What
will be "hot" in 2003?
Commodities could rise, as stocks and the dollar decline
By Mano Sabnani, Business and Financial Consultant
First published in TODAY
25-26 Jan 2003
Just when most
investors thought inflation is well and truly defeated and nearly dead and that
precious metals and commodities will not see another heyday for a long time
to come, they could be proven wrong.2003 could be the year to turn investor
logic on its head again, with a revival in inflation, higher interest rates
and a price surge in that long-neglected store of value, gold, as well as survival,
food-related physicals like wheat and soybean. Stocks could remain on the defensive
in most markets, with the US dollar in decline. Oil prices could stay high.
Is this an
alarmist view? Not really, if you consider the scenario now enveloping the world.
Take Japan,
once the engine of growth for Asia and boasting the most expensive stock and
property markets in the world in 1990. Today, twelve years later, the country
is still suffering the effects of the bursting of those two bubbles. Billions
have been lost in the deflationary spiral and there are no clear signs of a
sustained recovery for the economy and markets.
Northeast and
Southeast Asia (ex Japan and China) have been through five years of little or
no economic growth and financial market deflation, triggered by the financial
crisis of 1997/98. The seeming recovery of 1999 petered out in 2000, when it
was the turn of the United States to see its high-technology stock market bubble
burst. Asia followed, with only China and India able to withstand the US downturn
to varying degrees.
At the present
time, Asia (ex-Japan and China) appears ready to look up to a rebound, having
partially overcome the over-borrowing-and-over-spending habits which triggered
the 1997 crisis. But it needs an engine to get going and neither Japan nor the
US is not ready to provide that. For the US, it is still paying the price of
ten years of good growth, from the Gulf War in early 2001 to April 2000, when
the Nasdaq market peaked. The current US consolidation
could have a year or two to go, before it enters a sustainable recovery.
A lot depends
on how the US deals with its problems, especially the threat of terrorism and
the crises over Iraq and North Korea. We will know in a few months but as it
stands now, the soothsayers of the markets are not optimistic.
Technical analysis
indicates a continuing equity bear market and a bull market in many commodities.
Higher predicted gold, crude oil and food-commodity prices suggest, in reverse
logic, a dragged-out conflict in the Middle East and, possibly, the US and its
allies failing in their war on international terrorism. In
this scenario, the US dollar will be in decline, even as interest rates rise
with inflation.

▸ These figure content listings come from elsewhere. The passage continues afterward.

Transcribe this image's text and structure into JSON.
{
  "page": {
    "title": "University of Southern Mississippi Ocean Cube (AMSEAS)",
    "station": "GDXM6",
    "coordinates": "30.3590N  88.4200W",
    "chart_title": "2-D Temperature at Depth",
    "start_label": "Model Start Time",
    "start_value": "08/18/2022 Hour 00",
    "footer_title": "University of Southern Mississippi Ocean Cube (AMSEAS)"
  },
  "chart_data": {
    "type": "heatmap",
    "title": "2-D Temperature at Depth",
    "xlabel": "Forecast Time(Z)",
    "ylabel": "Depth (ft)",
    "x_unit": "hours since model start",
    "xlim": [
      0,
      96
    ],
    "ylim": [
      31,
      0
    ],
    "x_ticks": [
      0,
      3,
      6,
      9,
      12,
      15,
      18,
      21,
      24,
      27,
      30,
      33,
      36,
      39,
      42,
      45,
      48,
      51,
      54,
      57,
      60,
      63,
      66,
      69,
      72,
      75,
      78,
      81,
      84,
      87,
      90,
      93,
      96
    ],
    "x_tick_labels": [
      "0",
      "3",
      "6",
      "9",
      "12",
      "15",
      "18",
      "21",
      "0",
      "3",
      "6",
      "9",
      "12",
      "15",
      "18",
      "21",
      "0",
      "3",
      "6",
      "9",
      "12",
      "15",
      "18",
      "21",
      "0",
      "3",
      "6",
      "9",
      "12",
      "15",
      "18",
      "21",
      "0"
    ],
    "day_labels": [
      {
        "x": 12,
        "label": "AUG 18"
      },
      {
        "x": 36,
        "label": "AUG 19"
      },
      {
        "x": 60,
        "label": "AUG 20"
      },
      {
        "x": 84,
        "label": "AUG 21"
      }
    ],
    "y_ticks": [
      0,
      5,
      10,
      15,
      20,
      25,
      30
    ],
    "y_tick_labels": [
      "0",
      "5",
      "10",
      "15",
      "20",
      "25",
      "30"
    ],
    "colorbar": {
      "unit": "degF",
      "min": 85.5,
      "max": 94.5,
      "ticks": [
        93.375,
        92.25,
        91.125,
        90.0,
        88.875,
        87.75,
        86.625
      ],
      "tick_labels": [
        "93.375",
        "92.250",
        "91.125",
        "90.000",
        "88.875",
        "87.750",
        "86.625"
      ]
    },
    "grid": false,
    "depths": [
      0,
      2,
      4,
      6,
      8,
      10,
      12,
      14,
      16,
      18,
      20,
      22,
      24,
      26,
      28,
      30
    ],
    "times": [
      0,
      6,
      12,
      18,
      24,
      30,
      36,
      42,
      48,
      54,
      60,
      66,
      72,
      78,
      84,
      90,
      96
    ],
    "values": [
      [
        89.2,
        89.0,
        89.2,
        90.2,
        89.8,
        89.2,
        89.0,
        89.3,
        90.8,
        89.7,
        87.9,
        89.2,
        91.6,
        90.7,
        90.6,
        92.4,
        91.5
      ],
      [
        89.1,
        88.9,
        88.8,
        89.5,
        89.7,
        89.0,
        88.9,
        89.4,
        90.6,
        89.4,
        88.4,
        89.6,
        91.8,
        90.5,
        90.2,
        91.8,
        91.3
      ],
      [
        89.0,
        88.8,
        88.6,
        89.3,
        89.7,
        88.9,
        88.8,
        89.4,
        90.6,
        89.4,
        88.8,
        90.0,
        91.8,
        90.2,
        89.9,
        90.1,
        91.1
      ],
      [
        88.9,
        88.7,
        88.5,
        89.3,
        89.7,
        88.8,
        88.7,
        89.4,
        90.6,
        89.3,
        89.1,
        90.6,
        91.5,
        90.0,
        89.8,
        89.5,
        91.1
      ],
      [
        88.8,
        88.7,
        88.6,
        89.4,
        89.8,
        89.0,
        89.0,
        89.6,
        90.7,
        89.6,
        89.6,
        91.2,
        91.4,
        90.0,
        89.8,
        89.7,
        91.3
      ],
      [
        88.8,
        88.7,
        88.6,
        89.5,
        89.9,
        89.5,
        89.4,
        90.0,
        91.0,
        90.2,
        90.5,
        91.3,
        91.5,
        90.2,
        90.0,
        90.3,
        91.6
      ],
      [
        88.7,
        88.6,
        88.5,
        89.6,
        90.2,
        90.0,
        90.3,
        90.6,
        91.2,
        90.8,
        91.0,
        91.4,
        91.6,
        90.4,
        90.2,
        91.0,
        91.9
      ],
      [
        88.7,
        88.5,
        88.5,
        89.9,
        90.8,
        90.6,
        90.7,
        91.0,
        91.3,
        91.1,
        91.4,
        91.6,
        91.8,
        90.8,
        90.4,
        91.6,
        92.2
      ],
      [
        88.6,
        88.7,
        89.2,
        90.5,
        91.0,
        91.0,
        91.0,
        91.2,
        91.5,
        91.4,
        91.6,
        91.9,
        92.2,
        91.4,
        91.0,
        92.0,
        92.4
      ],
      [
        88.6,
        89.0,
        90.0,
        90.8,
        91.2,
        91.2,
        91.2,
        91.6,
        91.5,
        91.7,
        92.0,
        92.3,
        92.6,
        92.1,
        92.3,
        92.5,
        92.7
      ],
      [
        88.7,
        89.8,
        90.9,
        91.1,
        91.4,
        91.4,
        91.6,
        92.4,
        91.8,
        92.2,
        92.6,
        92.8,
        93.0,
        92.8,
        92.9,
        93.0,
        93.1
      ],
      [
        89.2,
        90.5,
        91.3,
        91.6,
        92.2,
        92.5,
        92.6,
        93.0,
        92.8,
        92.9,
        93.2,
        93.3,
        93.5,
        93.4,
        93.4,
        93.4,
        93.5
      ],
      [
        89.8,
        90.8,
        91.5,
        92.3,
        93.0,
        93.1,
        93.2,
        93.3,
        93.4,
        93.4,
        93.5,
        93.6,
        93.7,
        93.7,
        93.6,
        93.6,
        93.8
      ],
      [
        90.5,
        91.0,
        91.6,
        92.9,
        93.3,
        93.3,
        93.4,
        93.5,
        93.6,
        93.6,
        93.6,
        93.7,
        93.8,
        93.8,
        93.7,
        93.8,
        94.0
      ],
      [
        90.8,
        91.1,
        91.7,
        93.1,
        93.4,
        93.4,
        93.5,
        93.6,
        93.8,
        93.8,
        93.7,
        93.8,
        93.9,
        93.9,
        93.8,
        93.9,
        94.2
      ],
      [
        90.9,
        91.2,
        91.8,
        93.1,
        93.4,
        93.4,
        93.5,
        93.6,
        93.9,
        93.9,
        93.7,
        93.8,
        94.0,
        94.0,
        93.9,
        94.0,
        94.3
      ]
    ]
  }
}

Bonds will be in sharp retreat, as will interest rate futures.
The big-picture
theme seems to reflect a continuing shift from paper to physical markets in
2003, as "fundamentals" in the corporate world continue to be distrusted.
Stocks are seen as offering plenty of tradable moves but there is hot debate
about the long-term price direction. There are those who think that the rallies
of July and October last year marked long-term bottoms. But hardly anyone predicts
a return to the one-way bull market days of the past decade. Most analysts see
a wide trading range market between the early 2000 peaks and the 2002 lows for
the next couple of years.
On the other
hand, some look at the rebounds of more than a 1000 points in the Dow Jones
Industrial Average (DJIA) from the 2002 lows as just bear market rallies or
pauses in a clear ongoing decline on the charts. These bears are still looking
for the capitulation or give-up effect that will take the US market much lower.

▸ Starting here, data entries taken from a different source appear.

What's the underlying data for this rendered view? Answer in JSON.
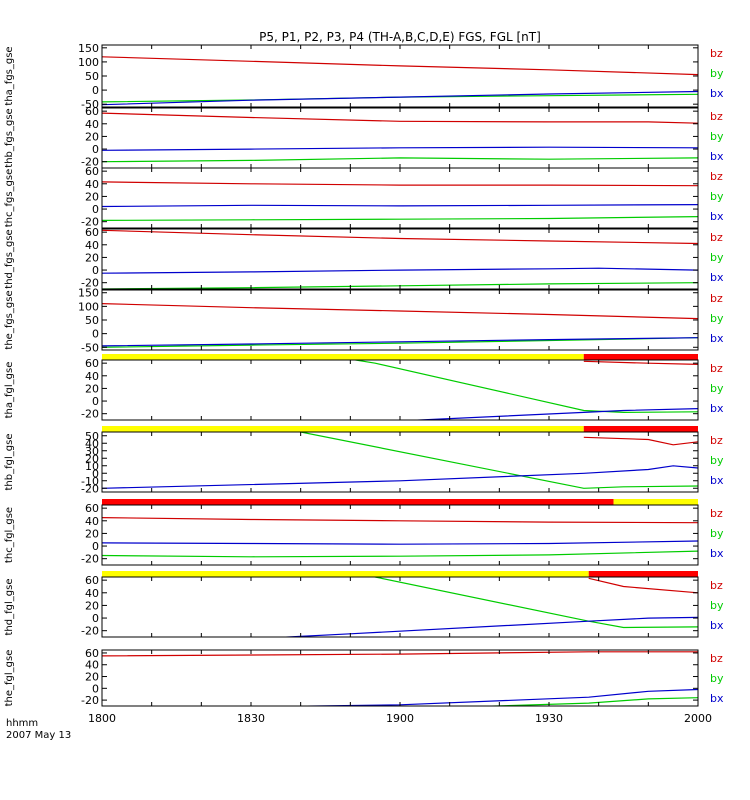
{
  "title": "P5, P1, P2, P3, P4 (TH-A,B,C,D,E) FGS, FGL [nT]",
  "time_axis": {
    "label_line1": "hhmm",
    "label_line2": "2007 May 13",
    "ticks": [
      "1800",
      "1830",
      "1900",
      "1930",
      "2000"
    ]
  },
  "colors": {
    "bz": "#d00000",
    "by": "#00cc00",
    "bx": "#0000cc",
    "flag_yellow": "#ffff00",
    "flag_red": "#ff0000",
    "axis": "#000000"
  },
  "chart_data": {
    "type": "line",
    "x_units": "hhmm",
    "x_range": [
      "18:00",
      "20:00"
    ],
    "panels": [
      {
        "ylabel": "tha_fgs_gse",
        "ylim": [
          -60,
          160
        ],
        "yticks": [
          "150",
          "100",
          "50",
          "0",
          "-50"
        ],
        "legend": [
          "bz",
          "by",
          "bx"
        ],
        "series": [
          {
            "name": "bz",
            "x": [
              0,
              30,
              60,
              90,
              120
            ],
            "y": [
              118,
              102,
              86,
              72,
              55
            ]
          },
          {
            "name": "by",
            "x": [
              0,
              30,
              60,
              90,
              120
            ],
            "y": [
              -42,
              -35,
              -25,
              -20,
              -15
            ]
          },
          {
            "name": "bx",
            "x": [
              0,
              30,
              60,
              90,
              120
            ],
            "y": [
              -52,
              -36,
              -25,
              -14,
              -5
            ]
          }
        ]
      },
      {
        "ylabel": "thb_fgs_gse",
        "ylim": [
          -30,
          65
        ],
        "yticks": [
          "60",
          "40",
          "20",
          "0",
          "-20"
        ],
        "legend": [
          "bz",
          "by",
          "bx"
        ],
        "series": [
          {
            "name": "bz",
            "x": [
              0,
              30,
              60,
              90,
              110,
              120
            ],
            "y": [
              57,
              50,
              44,
              43,
              43,
              41
            ]
          },
          {
            "name": "by",
            "x": [
              0,
              30,
              60,
              90,
              120
            ],
            "y": [
              -20,
              -18,
              -14,
              -16,
              -14
            ]
          },
          {
            "name": "bx",
            "x": [
              0,
              30,
              60,
              90,
              120
            ],
            "y": [
              -2,
              0,
              2,
              3,
              2
            ]
          }
        ]
      },
      {
        "ylabel": "thc_fgs_gse",
        "ylim": [
          -30,
          65
        ],
        "yticks": [
          "60",
          "40",
          "20",
          "0",
          "-20"
        ],
        "legend": [
          "bz",
          "by",
          "bx"
        ],
        "series": [
          {
            "name": "bz",
            "x": [
              0,
              30,
              60,
              90,
              120
            ],
            "y": [
              43,
              40,
              38,
              38,
              37
            ]
          },
          {
            "name": "by",
            "x": [
              0,
              30,
              60,
              90,
              120
            ],
            "y": [
              -18,
              -17,
              -16,
              -15,
              -12
            ]
          },
          {
            "name": "bx",
            "x": [
              0,
              30,
              60,
              90,
              120
            ],
            "y": [
              4,
              6,
              5,
              6,
              7
            ]
          }
        ]
      },
      {
        "ylabel": "thd_fgs_gse",
        "ylim": [
          -30,
          65
        ],
        "yticks": [
          "60",
          "40",
          "20",
          "0",
          "-20"
        ],
        "legend": [
          "bz",
          "by",
          "bx"
        ],
        "series": [
          {
            "name": "bz",
            "x": [
              0,
              30,
              60,
              90,
              120
            ],
            "y": [
              63,
              56,
              50,
              46,
              42
            ]
          },
          {
            "name": "by",
            "x": [
              0,
              30,
              60,
              90,
              120
            ],
            "y": [
              -30,
              -28,
              -25,
              -22,
              -20
            ]
          },
          {
            "name": "bx",
            "x": [
              0,
              30,
              60,
              90,
              100,
              120
            ],
            "y": [
              -5,
              -3,
              0,
              2,
              3,
              0
            ]
          }
        ]
      },
      {
        "ylabel": "the_fgs_gse",
        "ylim": [
          -60,
          160
        ],
        "yticks": [
          "150",
          "100",
          "50",
          "0",
          "-50"
        ],
        "legend": [
          "bz",
          "by",
          "bx"
        ],
        "series": [
          {
            "name": "bz",
            "x": [
              0,
              30,
              60,
              90,
              120
            ],
            "y": [
              110,
              95,
              83,
              70,
              55
            ]
          },
          {
            "name": "by",
            "x": [
              0,
              30,
              60,
              90,
              120
            ],
            "y": [
              -50,
              -42,
              -35,
              -25,
              -15
            ]
          },
          {
            "name": "bx",
            "x": [
              0,
              30,
              60,
              90,
              120
            ],
            "y": [
              -45,
              -38,
              -30,
              -22,
              -15
            ]
          }
        ]
      },
      {
        "ylabel": "tha_fgl_gse",
        "ylim": [
          -30,
          65
        ],
        "yticks": [
          "60",
          "40",
          "20",
          "0",
          "-20"
        ],
        "legend": [
          "bz",
          "by",
          "bx"
        ],
        "flag": [
          {
            "color": "yellow",
            "from": 0,
            "to": 97
          },
          {
            "color": "red",
            "from": 97,
            "to": 120
          }
        ],
        "series": [
          {
            "name": "bz",
            "x": [
              97,
              110,
              120
            ],
            "y": [
              63,
              60,
              58
            ]
          },
          {
            "name": "by",
            "x": [
              0,
              55,
              97,
              105,
              120
            ],
            "y": [
              130,
              60,
              -15,
              -18,
              -17
            ]
          },
          {
            "name": "bx",
            "x": [
              0,
              50,
              97,
              105,
              120
            ],
            "y": [
              -55,
              -35,
              -18,
              -15,
              -12
            ]
          }
        ]
      },
      {
        "ylabel": "thb_fgl_gse",
        "ylim": [
          -25,
          55
        ],
        "yticks": [
          "50",
          "40",
          "30",
          "20",
          "10",
          "0",
          "-10",
          "-20"
        ],
        "legend": [
          "bz",
          "by",
          "bx"
        ],
        "flag": [
          {
            "color": "yellow",
            "from": 0,
            "to": 97
          },
          {
            "color": "red",
            "from": 97,
            "to": 120
          }
        ],
        "series": [
          {
            "name": "bz",
            "x": [
              97,
              110,
              115,
              120
            ],
            "y": [
              48,
              45,
              38,
              42
            ]
          },
          {
            "name": "by",
            "x": [
              0,
              40,
              97,
              105,
              120
            ],
            "y": [
              85,
              55,
              -20,
              -18,
              -17
            ]
          },
          {
            "name": "bx",
            "x": [
              0,
              60,
              97,
              110,
              115,
              120
            ],
            "y": [
              -20,
              -10,
              0,
              5,
              10,
              7
            ]
          }
        ]
      },
      {
        "ylabel": "thc_fgl_gse",
        "ylim": [
          -30,
          65
        ],
        "yticks": [
          "60",
          "40",
          "20",
          "0",
          "-20"
        ],
        "legend": [
          "bz",
          "by",
          "bx"
        ],
        "flag": [
          {
            "color": "red",
            "from": 0,
            "to": 103
          },
          {
            "color": "yellow",
            "from": 103,
            "to": 120
          }
        ],
        "series": [
          {
            "name": "bz",
            "x": [
              0,
              30,
              60,
              90,
              120
            ],
            "y": [
              45,
              42,
              40,
              38,
              37
            ]
          },
          {
            "name": "by",
            "x": [
              0,
              30,
              60,
              90,
              120
            ],
            "y": [
              -15,
              -17,
              -16,
              -14,
              -8
            ]
          },
          {
            "name": "bx",
            "x": [
              0,
              30,
              60,
              90,
              120
            ],
            "y": [
              5,
              4,
              3,
              4,
              8
            ]
          }
        ]
      },
      {
        "ylabel": "thd_fgl_gse",
        "ylim": [
          -30,
          65
        ],
        "yticks": [
          "60",
          "40",
          "20",
          "0",
          "-20"
        ],
        "legend": [
          "bz",
          "by",
          "bx"
        ],
        "flag": [
          {
            "color": "yellow",
            "from": 0,
            "to": 98
          },
          {
            "color": "red",
            "from": 98,
            "to": 120
          }
        ],
        "series": [
          {
            "name": "bz",
            "x": [
              98,
              105,
              120
            ],
            "y": [
              63,
              50,
              40
            ]
          },
          {
            "name": "by",
            "x": [
              0,
              55,
              98,
              105,
              120
            ],
            "y": [
              130,
              65,
              -5,
              -15,
              -14
            ]
          },
          {
            "name": "bx",
            "x": [
              0,
              50,
              98,
              110,
              120
            ],
            "y": [
              -45,
              -25,
              -5,
              0,
              1
            ]
          }
        ]
      },
      {
        "ylabel": "the_fgl_gse",
        "ylim": [
          -30,
          65
        ],
        "yticks": [
          "60",
          "40",
          "20",
          "0",
          "-20"
        ],
        "legend": [
          "bz",
          "by",
          "bx"
        ],
        "series": [
          {
            "name": "bz",
            "x": [
              0,
              60,
              98,
              120
            ],
            "y": [
              55,
              58,
              62,
              62
            ]
          },
          {
            "name": "by",
            "x": [
              0,
              60,
              98,
              110,
              120
            ],
            "y": [
              -45,
              -35,
              -25,
              -18,
              -16
            ]
          },
          {
            "name": "bx",
            "x": [
              0,
              60,
              98,
              110,
              120
            ],
            "y": [
              -35,
              -28,
              -15,
              -5,
              -2
            ]
          }
        ]
      }
    ]
  }
}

Equity futures could be hot in such a bear market and hedge funds could do well.
Given the weak
US stock market, huge trade deficits and another 50-point cut in the US Fed
funds rate last November to the lowest level in more than 40 years, the US does
not look its best in attracting capital inflows. So, US dollar weakness could
extend into 2003, pushing other currency values higher. Despite Japan's banking
and economic problems, the yen could advance against the greenback. Strength
is also forecast in the Euro, despite the European Union's problems with the
socialist labour and economic policies of its new eastern European members.
With the stock
market in a multi-year bear mode and the dollar in decline, commodity prices
are set to rise supported by long-term cyclical trends. Some analysts see a
financial panic in commodities this year, akin to what was seen in 1973-74,
one of the wildest periods in commodity price history partly triggered by a
major oil crisis. The fundamental argument for this is that a troubled world
will see value in moving out of the "toy" state that features spending
on excess items into the "survival" phase which focuses on food commodities
like wheat and soybean.
Back home in
Singapore and the region, our tiny markets will not escape the major global
trends, be it in stocks, commodities or currencies and interest rates. However,
as mentioned earlier, Asian markets are actually in the mood to rebound and
could decouple from the US trends at certain points in the year.
The Singapore stock market, in particular, could outperform the US as corporate
earnings recover, with some second-liners doing exceptionally well. But the
negatives that prevail could hold back any stunning rallies in the making. The
hollowing out of the market in recent years and the resultant institutional
disinterest is a problem, as is the absence of retail participation due to the
high brokerage rates for small transactions.